If neither min or max are specified then system defaults (if specified) will be used. The ability to provide system resource defaults is to ensure safe co-habitation of Services / Applications / Components when / if they go rogue.

  • cpu are units of CPU core specified in 'm' thus for a single CPU core 1000 should be used. Appending the 'm' is unecessary.

  • memory should always have the multiplier specified as part of the value i.e. 'Gi' any suitable value can be specified from the following: Ki Mi Gi Ti Pi Ei

qos follows the approach:

  • guaranteed: highest possible level, everything not this level will suffer CPU pause events to ensure these pods continue to operate. max values will be utilized exclusively.

  • burstable: default min values are allocated to the pod as minimum required to run. If max is specified these limits will be placed on resources, if max unspecified , no upper limits are placed on resources.

  • effort: can be used when the application is lowest priority of them all. min, max CPU values are totally ignored. min memory if provided is utilized.

security

under discussion (seeking production requirements)
exampleSystem:
  exampleContainer:
    security:
      account:
        name: alternativeOne
        reference: admin
  • account: should an account be required that isn’t the system security account or 'default' i.e. another system’s account. It can be overriden here. Specifying will create the account if it doesn’t exist

stateful

under discussion (seeking production requirements)
exampleSystem:
  exampleContainer
    stateful:
      cloudNative: false
      databaseName: ''
      individualServices: false
      replica: 3
      sharedStorage: false
      volume:
        'avolume':
          mountPath: '/avolume'
          size: '10Gi'
          storageClass: ''
  • cloudNative: Enables the ability to deploy stateful applications in parallel and will automatically compact number of replicas down in envionments that aren’t 'HALIKE' or 'PRODLIKE' to save resources.

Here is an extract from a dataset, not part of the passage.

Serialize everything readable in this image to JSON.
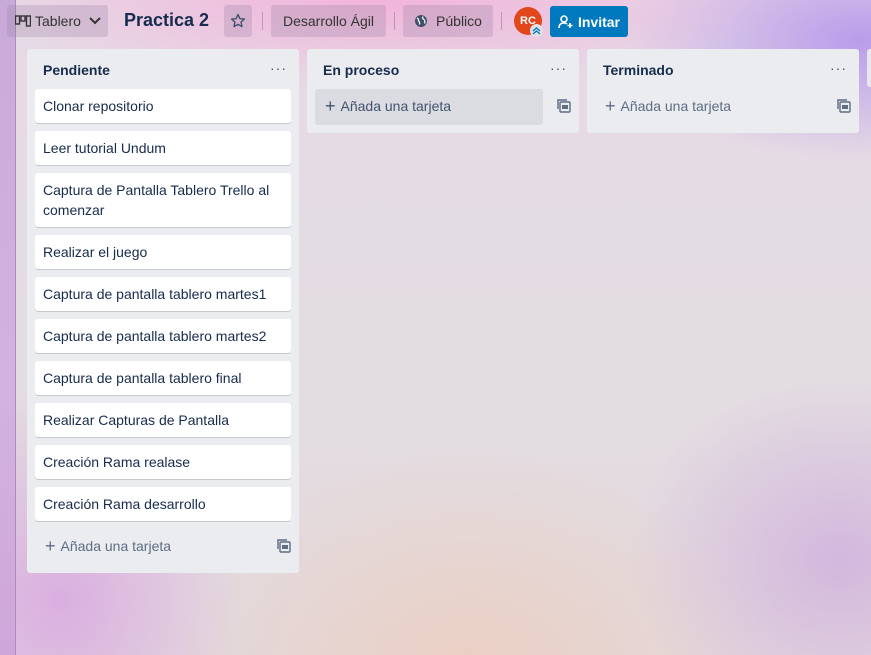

  • databaseName: standard application naming will be applied if this field is omitted. Its frequently used in custom templates for configuring some of the expected internals

  • individualServices: some applications can operate under a common service endpoint, others such as MongoDB require fixed service endpoints for each database

  • replica: number of PODS that should be deployed, if the backend supports it anti-affinity rules will already be in place per Availablility Zone and Host.

  • sharedStorage: determines if the PODS should have mount the same storage or have unique storage per pod (warhing multi-mount storage is unsupported by most storage drivers)

  • storageClass: the type of storage strategy that should be applied

In providing a consistent minimal configuration the stateful configuration integrates with endpoint and it should be used for accessing accordingly

Amount of time that should be given after sending kill signal to the container OS before terminating and removing the container.

version

exampleSystem:
  exampleContainer:
    version: 'latest'

… configuration is not static, as such any implementation of this specification should be capable of versioning. Independent of the source code repository type used i.e. Git.

Implementations following this specification will key their internal configuration versioning to this value. Modifying configuration and not incrementing this value would be expected to override configuration for deployed container / components.

Static labels i.e. latest can also be used with the understanding that configuration changes will be applied to all future deploymentTarget and container images will be re-pulled every time.

For effective governance of infrastructure in cloud native approaches Semantic Versioning [SemVer](https://semver.org/) is sanest choice. While Container/NanoService versioning typically is best systemd to [ComVer](https://github.com/staltz/comver)

Integration with SemVer only tracks major minor patch the extensions format is stripped off for tracking purposes.

Container images when using SemVer are not re-pulled from the image repository as they are assumed to be immutable.